How to login with newly created user? I tried copying the ssh keys that I got in response to create-user req above in a file (key) and log in using ssh -i key mvo@<ip address>. But could not. I tried with all the (4) ssh keys that I got in response above. The keys looks very different to what I usually seen.
How to delete the user created above? Tried sudo userdel mvo but it failed saying userdel: cannot remove entry 'mvo' from /etc/passwd On checking, I see that user mvo in not there in /etc/passwd at all. But getent passwd shows it !!
ubuntu core does not usr /etc/passwd to create users, but /var/lib/extrausers/passwd so you need to tell userdel to use this database by passing it the right options …

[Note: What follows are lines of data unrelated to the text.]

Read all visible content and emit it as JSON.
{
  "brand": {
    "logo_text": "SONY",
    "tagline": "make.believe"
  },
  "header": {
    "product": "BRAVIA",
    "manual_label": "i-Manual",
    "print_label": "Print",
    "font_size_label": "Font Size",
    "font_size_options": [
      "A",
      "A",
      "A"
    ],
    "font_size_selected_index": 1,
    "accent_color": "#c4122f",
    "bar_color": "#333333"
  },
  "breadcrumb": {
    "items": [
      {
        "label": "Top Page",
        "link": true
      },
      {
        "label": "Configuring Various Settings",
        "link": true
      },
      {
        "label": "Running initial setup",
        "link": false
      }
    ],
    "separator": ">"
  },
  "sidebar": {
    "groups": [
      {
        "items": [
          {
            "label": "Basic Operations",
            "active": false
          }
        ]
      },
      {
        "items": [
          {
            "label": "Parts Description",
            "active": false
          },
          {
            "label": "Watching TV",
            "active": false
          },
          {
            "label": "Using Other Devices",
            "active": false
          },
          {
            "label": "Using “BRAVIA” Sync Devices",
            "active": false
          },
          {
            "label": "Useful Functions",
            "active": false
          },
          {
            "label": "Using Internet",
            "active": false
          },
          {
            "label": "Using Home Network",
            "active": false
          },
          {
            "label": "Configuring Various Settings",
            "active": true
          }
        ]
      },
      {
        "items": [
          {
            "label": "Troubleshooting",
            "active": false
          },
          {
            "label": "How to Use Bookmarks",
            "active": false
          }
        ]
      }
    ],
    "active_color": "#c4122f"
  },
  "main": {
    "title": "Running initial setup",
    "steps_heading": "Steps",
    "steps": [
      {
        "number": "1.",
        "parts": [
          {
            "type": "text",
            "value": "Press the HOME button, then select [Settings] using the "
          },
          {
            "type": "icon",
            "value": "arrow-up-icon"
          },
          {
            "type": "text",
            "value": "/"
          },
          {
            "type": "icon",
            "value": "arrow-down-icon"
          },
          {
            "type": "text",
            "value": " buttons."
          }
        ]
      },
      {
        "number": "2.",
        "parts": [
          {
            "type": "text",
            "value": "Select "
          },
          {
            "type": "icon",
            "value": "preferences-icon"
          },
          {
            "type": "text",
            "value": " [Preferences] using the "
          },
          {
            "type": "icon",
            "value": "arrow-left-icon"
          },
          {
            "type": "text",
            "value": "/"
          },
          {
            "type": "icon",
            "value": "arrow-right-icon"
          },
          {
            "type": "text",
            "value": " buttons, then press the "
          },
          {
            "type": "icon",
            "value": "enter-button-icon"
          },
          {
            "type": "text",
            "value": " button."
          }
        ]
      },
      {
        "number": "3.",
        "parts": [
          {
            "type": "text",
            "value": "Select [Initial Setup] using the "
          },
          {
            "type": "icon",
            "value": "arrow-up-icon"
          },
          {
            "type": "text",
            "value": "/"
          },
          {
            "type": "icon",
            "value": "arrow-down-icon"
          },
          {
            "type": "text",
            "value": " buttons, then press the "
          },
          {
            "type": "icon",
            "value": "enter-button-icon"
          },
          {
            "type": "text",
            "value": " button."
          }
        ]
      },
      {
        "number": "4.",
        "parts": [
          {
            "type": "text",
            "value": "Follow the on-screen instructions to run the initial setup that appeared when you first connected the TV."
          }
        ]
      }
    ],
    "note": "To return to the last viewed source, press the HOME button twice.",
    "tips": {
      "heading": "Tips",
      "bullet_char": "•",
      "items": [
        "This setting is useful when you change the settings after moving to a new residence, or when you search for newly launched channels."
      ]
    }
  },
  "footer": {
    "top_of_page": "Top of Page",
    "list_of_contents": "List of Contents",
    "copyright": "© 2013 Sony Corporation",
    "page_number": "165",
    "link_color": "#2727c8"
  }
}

Although the userdel command succeeded, recreation of user again failed with error ‘device already managed’. Looks like the command does not cleanly delete the user.
Worked.
What is the corresponding snapctl API to do this? I tried: sudo curl -sS --unix-socket /run/snapd.socket http://localhost/v2/remove-user -X POST -d '{"email": "mvo@ubuntu.com"}'
but failed.
Also, logging in with the ssk keys is still not possible. I am unable to determine whether I have single ssh key or multiple. Anyway I tried all of them but I get Load key "key": invalid format on doing ssh -i key mvo@<ip address>
I’d suggest reading up about how ssh key authentication works…
And then I’d stop using someone else’s user credentials… what do you try to achieve by using Michaels account data on your device? You do not own the secret key for it…
I was able to login using the user created by create-user API. Had to register my public key with Ubuntu account (which I had not done before)
Have few questions though
Why the does o/p of create-user gives out public key of user? Private key is required to login to the device? So I am not sure what value giving out the public key adds. Am I missing something?
Although snap remove-user works from command line, still looking for API equivalent of remove user. I tried delete-user and remove-user using curl from command line, but get {"message":"not found"} as response.